Failure of one or more of these can lead to the insulation of the back panel becoming saturated with water/ice and in turn causing fan problems. The back panels already have a drain hole for water to prevent build up of ice around the fan, defrosting the fan has been a problem area for these units for some time. There is a modified back panel that transfers heat from the evaporator defrost heater to the drain hole area during defrost cycling.

Testing the components

Before any testing is carried out the unit should be

  • Switched off and the plug removed from the wall socket. Under no circumstances is "live" testing required to ascertain the electrical standing of the following components.
  • Defrost the fridge fully before you start

Removing the shelves and (water bottle if applicable) gives access to the screws holding the back panel in place. There is a sealing strip around the back panel, if you try to remove without defrosting you can damage this seal. Damaging the seal will affect the airflow and cause over icing on the evaporator. Hand held steam guns are ideal for quick defrosting, but care should be taken to avoid damage to plastics and components within the fridge (a standard hairdryer will suffice). We have seen damage to cabinet liners where huge wallpaper steamers have been used to quickly defrost the ice away, this will cause insulation failure of the cabinet, don't use them.

Once you have the back panel removed the following readings can be obtained using a multimeter. If you do not have access to a multimeter, skip this section to ‘Reassembly’ below.

Defrost sensor......this has been modified and if yours is a white coloured bullet sensor head you should replace it with the latest one, which is black. The white ones are known to ingress moisture with the contraction and expansion of the plastic head unit, causing defrost problems. If you have a black bullet sensor head then it should read at 20degrees C, 6.01Kohms, at 21degrees C, 5.79Kohms. At - 20degrees C it reads 32.4Kohms. The sensor reacts to heat very quickly. If you don't get these readings at these temperatures the sensor should be considered faulty.

Evap heater element... this has to be isolated from the tray heater plug, testing it connected to the tray heater will result in an incorrect reading. Once isolated it should read 480ohms, we have recorded these at 200 ohms and to earth, so its 485ohms or very close to it for the heater to pass the test.

Tray heater.... this is self adhesive and stuck in place, isolated from the other heater it should read 2.1Kohms. if it does it's ok, check for shorts to earth as well.

Thermal fuse (TOC)......strapped to the refrigerant tube of the evaporator this should have electrical continuity, usually less than 0.1 ohms, don't forget to measure the resistance of your leads and deduct that reading from the final reading. If any of the above components are faulty you need to replace them.


If the insulation of the back panel is shot because of ingress of moisture you need to replace it. If you just defrost and replace a faulty panel you'll be doing it every 3 to 4 weeks, it all only works if all components are good.

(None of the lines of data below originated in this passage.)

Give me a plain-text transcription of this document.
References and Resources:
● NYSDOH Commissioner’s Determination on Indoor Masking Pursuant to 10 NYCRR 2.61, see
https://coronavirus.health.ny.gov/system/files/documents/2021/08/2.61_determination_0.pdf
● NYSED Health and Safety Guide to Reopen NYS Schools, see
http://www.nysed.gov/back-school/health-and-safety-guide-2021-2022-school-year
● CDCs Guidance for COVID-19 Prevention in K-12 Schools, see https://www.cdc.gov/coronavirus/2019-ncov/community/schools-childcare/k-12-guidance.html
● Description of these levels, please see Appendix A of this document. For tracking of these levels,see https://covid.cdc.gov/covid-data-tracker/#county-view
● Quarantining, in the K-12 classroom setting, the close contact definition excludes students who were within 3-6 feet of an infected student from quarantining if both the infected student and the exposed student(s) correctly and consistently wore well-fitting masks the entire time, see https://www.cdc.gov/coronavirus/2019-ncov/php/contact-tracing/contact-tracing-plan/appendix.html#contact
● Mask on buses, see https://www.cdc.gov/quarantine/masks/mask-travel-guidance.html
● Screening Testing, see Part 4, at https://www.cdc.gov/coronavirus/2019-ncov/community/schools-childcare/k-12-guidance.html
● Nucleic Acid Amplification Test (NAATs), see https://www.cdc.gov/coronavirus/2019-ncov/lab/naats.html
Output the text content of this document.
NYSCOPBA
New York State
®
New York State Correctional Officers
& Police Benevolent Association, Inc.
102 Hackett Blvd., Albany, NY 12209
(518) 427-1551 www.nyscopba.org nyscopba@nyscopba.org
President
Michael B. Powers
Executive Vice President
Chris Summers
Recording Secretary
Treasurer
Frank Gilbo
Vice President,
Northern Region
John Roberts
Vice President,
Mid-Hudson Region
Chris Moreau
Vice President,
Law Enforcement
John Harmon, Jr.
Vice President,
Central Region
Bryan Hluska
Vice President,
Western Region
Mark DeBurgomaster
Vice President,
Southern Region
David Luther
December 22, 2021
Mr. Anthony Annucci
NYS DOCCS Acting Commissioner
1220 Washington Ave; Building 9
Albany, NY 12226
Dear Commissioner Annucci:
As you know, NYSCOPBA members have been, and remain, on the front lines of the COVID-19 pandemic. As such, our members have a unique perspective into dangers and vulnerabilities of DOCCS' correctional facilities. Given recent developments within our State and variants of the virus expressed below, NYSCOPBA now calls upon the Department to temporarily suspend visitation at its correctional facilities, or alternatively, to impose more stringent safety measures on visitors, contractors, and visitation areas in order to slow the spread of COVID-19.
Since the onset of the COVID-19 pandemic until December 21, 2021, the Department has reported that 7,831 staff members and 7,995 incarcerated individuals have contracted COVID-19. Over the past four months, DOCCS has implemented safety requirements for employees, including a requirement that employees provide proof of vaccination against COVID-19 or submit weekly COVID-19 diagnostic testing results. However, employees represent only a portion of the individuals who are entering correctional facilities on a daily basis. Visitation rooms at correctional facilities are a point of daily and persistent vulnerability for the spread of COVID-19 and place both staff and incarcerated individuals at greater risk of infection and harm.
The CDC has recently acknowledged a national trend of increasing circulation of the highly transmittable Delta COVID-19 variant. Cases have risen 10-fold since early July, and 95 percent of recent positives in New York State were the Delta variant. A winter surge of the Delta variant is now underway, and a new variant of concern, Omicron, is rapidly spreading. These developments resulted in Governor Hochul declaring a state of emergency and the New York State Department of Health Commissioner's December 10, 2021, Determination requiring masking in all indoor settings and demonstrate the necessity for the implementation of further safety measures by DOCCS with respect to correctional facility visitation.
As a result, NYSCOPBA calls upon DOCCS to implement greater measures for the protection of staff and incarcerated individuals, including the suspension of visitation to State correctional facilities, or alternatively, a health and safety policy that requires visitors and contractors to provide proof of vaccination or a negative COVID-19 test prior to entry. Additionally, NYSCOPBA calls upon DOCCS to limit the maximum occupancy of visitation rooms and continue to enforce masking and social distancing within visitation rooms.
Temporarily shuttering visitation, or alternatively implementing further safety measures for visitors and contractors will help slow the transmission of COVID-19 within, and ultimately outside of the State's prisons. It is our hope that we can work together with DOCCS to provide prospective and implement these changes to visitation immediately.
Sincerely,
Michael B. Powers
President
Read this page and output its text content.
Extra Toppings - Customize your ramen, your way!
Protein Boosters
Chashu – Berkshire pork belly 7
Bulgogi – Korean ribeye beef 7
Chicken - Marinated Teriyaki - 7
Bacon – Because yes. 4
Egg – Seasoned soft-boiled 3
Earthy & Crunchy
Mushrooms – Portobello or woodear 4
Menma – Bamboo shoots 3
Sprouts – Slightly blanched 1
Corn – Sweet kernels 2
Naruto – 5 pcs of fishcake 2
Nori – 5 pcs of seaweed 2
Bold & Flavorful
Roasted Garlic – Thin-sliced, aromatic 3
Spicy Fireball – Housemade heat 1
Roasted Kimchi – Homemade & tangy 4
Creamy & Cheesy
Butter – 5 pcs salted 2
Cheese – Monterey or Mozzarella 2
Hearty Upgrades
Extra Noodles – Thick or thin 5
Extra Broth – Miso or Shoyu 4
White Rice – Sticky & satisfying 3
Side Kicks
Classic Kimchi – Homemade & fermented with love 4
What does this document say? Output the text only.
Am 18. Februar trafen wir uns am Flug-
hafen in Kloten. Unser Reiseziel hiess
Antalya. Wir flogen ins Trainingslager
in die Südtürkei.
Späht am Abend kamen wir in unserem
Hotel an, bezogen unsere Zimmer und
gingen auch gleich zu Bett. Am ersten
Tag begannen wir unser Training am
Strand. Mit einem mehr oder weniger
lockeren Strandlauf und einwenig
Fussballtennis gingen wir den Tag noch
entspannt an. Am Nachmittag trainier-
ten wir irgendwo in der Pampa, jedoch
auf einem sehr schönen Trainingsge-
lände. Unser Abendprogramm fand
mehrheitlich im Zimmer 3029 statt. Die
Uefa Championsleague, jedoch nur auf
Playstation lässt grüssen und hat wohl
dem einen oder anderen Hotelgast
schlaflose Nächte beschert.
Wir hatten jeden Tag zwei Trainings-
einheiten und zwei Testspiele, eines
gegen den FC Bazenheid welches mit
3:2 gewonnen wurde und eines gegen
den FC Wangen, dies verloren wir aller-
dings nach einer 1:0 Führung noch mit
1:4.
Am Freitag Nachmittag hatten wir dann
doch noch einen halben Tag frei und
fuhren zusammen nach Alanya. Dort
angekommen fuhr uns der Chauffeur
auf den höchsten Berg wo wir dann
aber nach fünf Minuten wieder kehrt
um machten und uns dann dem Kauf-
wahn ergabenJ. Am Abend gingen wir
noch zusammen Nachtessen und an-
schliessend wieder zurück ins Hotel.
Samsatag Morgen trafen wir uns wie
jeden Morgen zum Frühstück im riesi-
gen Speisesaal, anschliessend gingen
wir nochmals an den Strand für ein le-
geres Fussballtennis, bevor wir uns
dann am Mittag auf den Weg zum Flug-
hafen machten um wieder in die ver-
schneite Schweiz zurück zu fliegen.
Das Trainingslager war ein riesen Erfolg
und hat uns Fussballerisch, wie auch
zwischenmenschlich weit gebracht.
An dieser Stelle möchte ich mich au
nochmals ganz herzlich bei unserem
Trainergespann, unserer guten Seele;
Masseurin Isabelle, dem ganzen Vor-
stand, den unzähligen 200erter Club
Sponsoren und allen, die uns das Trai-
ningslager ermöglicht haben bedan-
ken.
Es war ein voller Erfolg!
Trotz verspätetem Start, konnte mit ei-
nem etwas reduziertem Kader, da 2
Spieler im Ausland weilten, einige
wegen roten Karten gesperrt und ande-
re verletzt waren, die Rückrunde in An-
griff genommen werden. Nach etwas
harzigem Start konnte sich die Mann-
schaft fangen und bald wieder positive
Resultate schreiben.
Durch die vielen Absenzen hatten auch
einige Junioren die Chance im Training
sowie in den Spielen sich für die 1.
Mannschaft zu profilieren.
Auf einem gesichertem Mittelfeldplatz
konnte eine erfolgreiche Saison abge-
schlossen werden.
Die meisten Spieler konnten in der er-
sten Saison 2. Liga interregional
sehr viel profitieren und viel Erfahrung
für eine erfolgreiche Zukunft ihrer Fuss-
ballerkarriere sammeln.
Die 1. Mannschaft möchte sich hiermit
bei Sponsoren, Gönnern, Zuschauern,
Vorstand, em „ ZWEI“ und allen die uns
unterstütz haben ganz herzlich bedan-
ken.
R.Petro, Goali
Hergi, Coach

Finally, before you rebuild the fridge section, just check using a small cup of water that the drain hole and channel through the cabinet are clear. About 4 inches down the drain channel takes an approx 90* bend, we have found this bend blocked with ice, the hand held steamer (hairdryer) soon clears it. Left blocked the ice problem soon returns.

Additionally there are now available many online videos to help test the units / components EG: Search youtube for a channel called: or ukanfixit or similar channels

(Quite often you are not the first person to experience the issue and there is a solution already waiting) - simply enter the model number of your unit into the search section.

Hope you found this guide helpful, we have repaired units for the last 14 years, this preliminary info can help you fault find and solve any standard issue without having to call out a technician - we appreciate your feedback on our guide, thanks.